Nach dem Mittag fuhren wir ins Yosemite Valley und parkten dort unser Auto, um mit dem Bus durchs Valley zu fahren. Wir entschieden uns für den Wanderweg zum Mirror Lake, allerdings war der See komplett wasserarm. Auch die Wasserfälle waren alle ausgetrocknet. Trotzdem ist das Yosemite Valley ein perfekter Ort für Fotos. Die Landschaft erinnert an kitschige Ölgemälde und mit etwas Glück kann man Rehe auf den großen Lichtungen sehen. Das Yosemite Valley ist allerdings auch relativ überlaufen. Wir fanden es etwas unsauber und abgewohnt. Auch das Angebot an Restaurants bzw. Kiosks ist nicht besonders gut. Wir waren sehr froh, dass wir nicht dort übernachten mussten. Allerdings bezieht sich das nicht auf die Natur dort sondern nur auf die Campingplätze und sanitären Einrichtungen.

 

N)

Unsere Unterkunft befand sich am südlichen  Ausgang im Fish Camp. Die Tenaya Lodge war wirklich sehr schön, liegt allerdings etwas ungünstig, da man immer wieder durch den kompletten Park fahren muss um sie zu erreichen.

 


O)

Nach dem Yosemite National Park wartete noch die Stadt San Francisco auf uns.

 

Wir ließen also all die unberührte Natur hinter uns und machten uns auf in die Großstadt. Wir wohnten im Hotel Grand Hyatt in der Stockton Street. Das war der optimale Ausgangpunkt um China Town zu erkunden. Auch zum Fisherman's Wharf und zum Peer 39 konnten wir bequem zu Fuss gehen.

 

Unterwegs kann man die ganzen steilen Straßen und die alte Cable Car bewundern. Das Peer 39 ist ein regelrechter Touristenmagnet mit vielen Restaurants und Geschäften. Highlight sind dort die faulen Seelöwen, die sich den ganzen Tag in der Sonne räkeln. Wir waren im Mangos Taqueria & Cantina zum Abendessen, was wirklich sehr lecker war.

 

Am nächsten Tag fuhren wir zur Golden Gate Brücke, die leider total wolkenverhangen war. Das Wetter an der Brücke ändert sich ständig, was es für Schiffe an dieser Stelle sehr tückisch macht, da man von einer zur anderen Minute die Hand vor Augen nicht mehr erkennen kann.
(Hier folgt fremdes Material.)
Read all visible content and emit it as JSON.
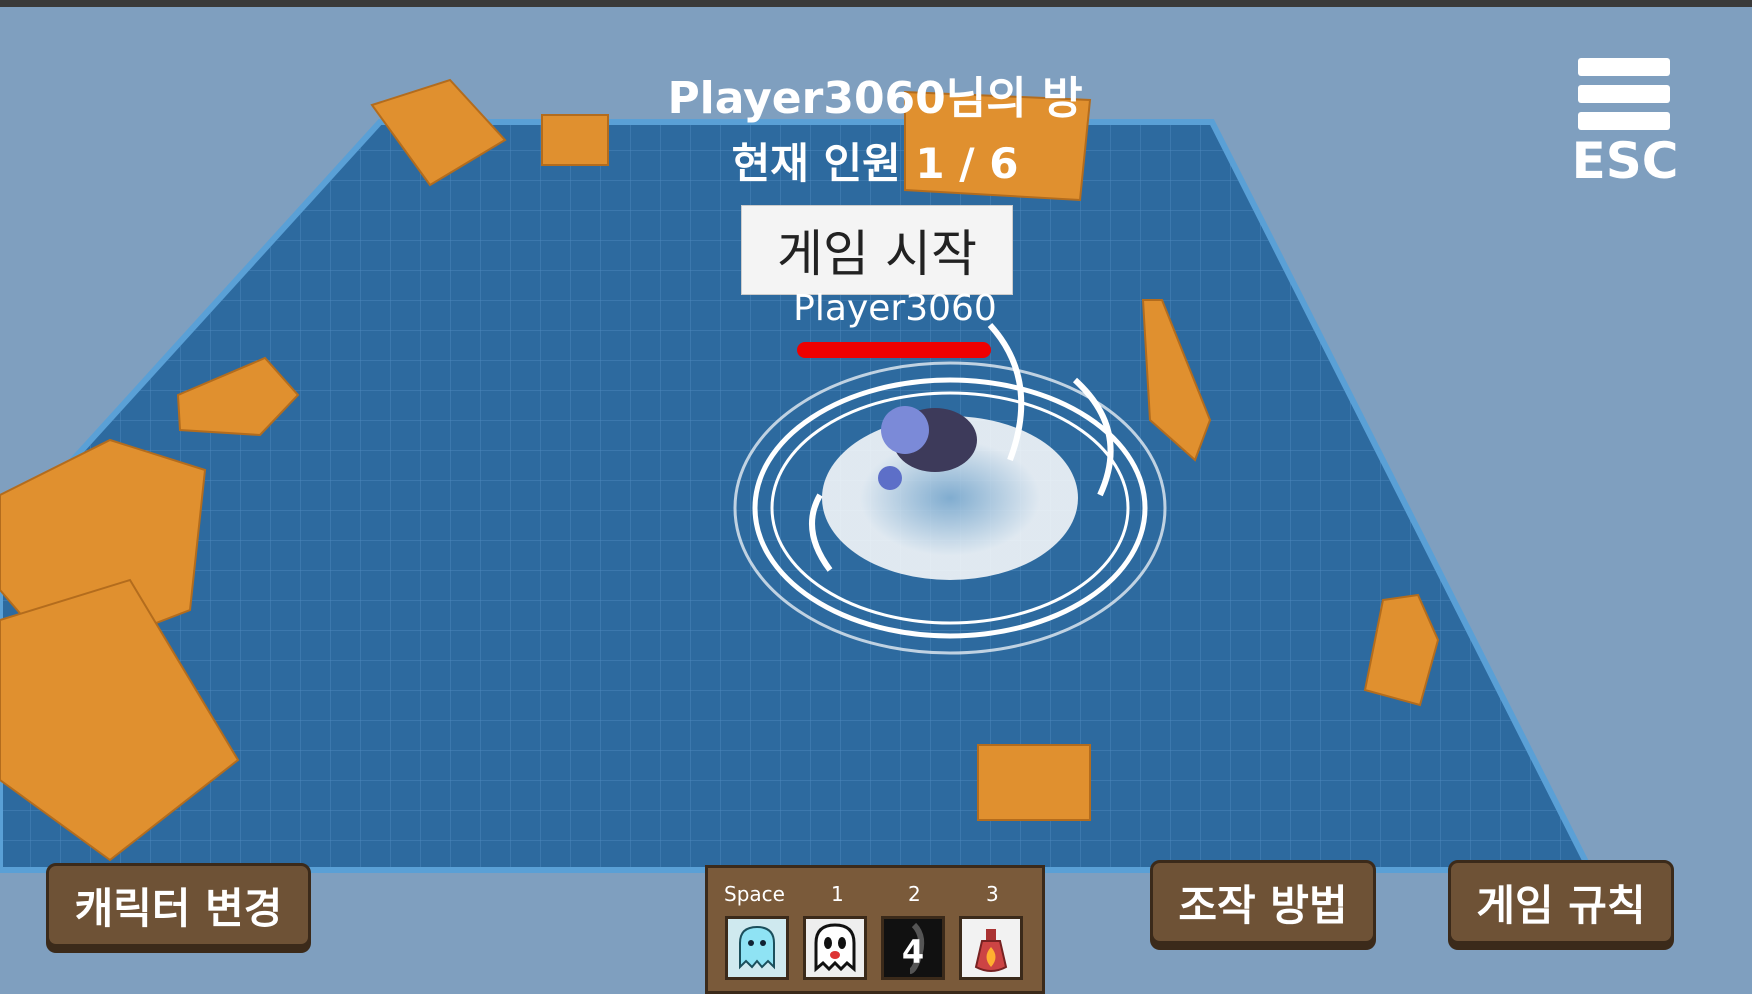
{
  "hud": {
    "room_title": "Player3060님의 방",
    "player_count": "현재 인원 1 / 6",
    "start_button": "게임 시작",
    "player_name": "Player3060",
    "health": 1.0
  },
  "menu": {
    "esc_label": "ESC"
  },
  "bottom_buttons": {
    "change_character": "캐릭터 변경",
    "controls": "조작 방법",
    "rules": "게임 규칙"
  },
  "skillbar": {
    "slots": [
      {
        "key": "Space",
        "icon": "ghost-icon"
      },
      {
        "key": "1",
        "icon": "white-ghost-icon"
      },
      {
        "key": "2",
        "icon": "dark-item-icon",
        "count": "4"
      },
      {
        "key": "3",
        "icon": "fire-potion-icon"
      }
    ]
  },
  "colors": {
    "floor": "#2d6a9f",
    "block": "#e0902f",
    "wood": "#6e5236"
  }
}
Achtung beim Überfahren der Brücke, wenn man nicht vorab online Maut bezahlt, bekommt man nachträglich ein Ticket von der Mietwagenfirma mit Bearbeitungsgebühren zugeschickt. Wir fuhren mit dem Auto die Strecke der Touristenbusse ab und erkundeten die Gegend ein wenig.

 

Das berühmte Postkartenmotiv mit den viktorianischen Häusern, den sogenannten "Painted Ladies" am Alamo Square hat mir besonders gut gefallen.

 

Am Abend waren wir direkt gegenüber vom Hotel in der Cheesecake Factory essen. Ich kannte dieses Restaurant bisher noch nicht aber ich war absolut begeistert. Die große Auswahl an Speisen, der Geschmack und die Qualität und der weltberühmte Käsekuchen waren eine absolute Gaumenfreude. Hätte ich das eher gewußt, hätte ich auf unserer Reise viel mehr Restaurants dieser Kette besucht. Schmackofatzi!

 

Am nächsten Morgen fuhren wir sehr früh zum Flughafen nach Oakland, der etwa 30km entfernt war und traten unsere Reise nach Hawaii an.

 

Abschließend möchte ich sagen, dass diese Reise wahnsinnig abwechslungsreich war und wir es sehr genossen haben so viel Natur und Abgeschiedenheit zu erleben.